4 February 2004 Computer giants Dell, Hewlett-Packard and IBM have admitted that they need to do more to improve pay and conditions for their workers in developing countries after the publication of a damning survey by the Catholic Agency for Overseas Development (Cafod).
It found that workers in all three of the companies’ outsourced factories had to endure “dire working conditions”, including discrimination, harassment, illegal rates of pay, unfair contracts and widespread exposure to health risks.
“The current situation is unacceptable. Its products may embody the latest the latest in high technology, but labour standards in computer manufacturing can be surprisingly low,” said Katherine Astill, Cafod’s private sector analyst.

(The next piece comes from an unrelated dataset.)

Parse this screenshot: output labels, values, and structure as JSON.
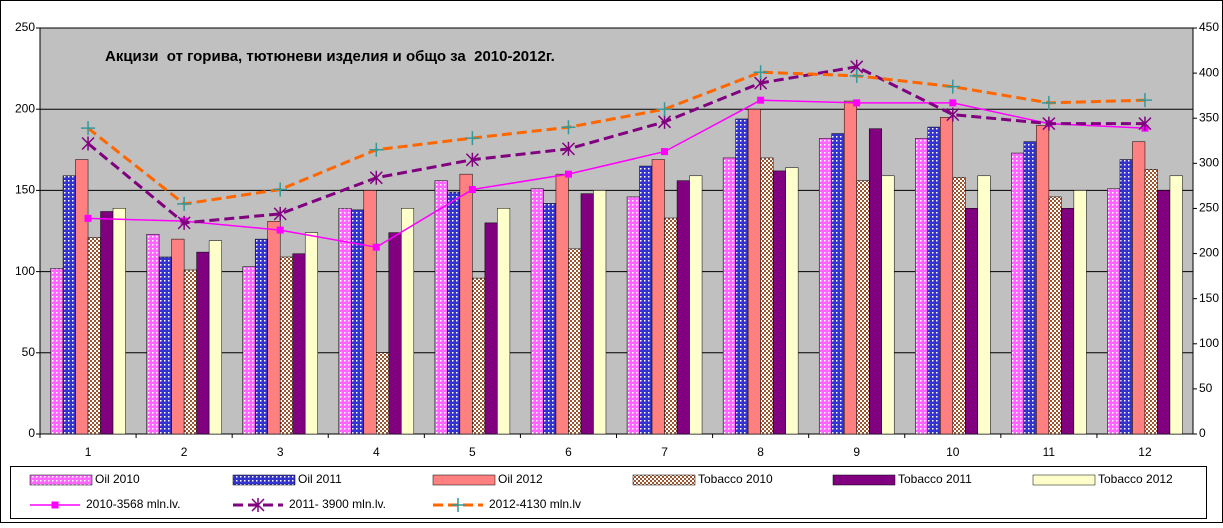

Although the companies named insisted that they had always taken the welfare of all their workers seriously — both directly employed and employed in their supply chains — they vowed to tackle the issues raised by Cafod.
“We thank Cafod for bringing this to our attention,” said an IBM spokesman. Dell’s director of public affairs Barry French told the BBC that the company viewed the news as a “wake-up call” in order to “ensure that we continue to focus on this really important area”.
Conditions in factories in China, Mexico and Thailand were highlighted as especially bad.
Health and safety issues, in particular, are widely ignored in those countries. For example, solvents in factories in China were being used without proper safety precautions, said Cafod’s Nina Wong who carried out the research in the region. Furthermore, many workers were found to be on just “two-thirds of the minimum wage”.
The report has helped shame the companies mentioned into action. Dell has outlined an “agenda for change” to ensure its global suppliers understand its “core principles”. And an IBM spokesperson said that the company plans to update its supplier agreements.
Governments also have a role to play, suggests Cafod, by encouraging companies to improve their practices and by taking the issues into account when awarding IT contracts.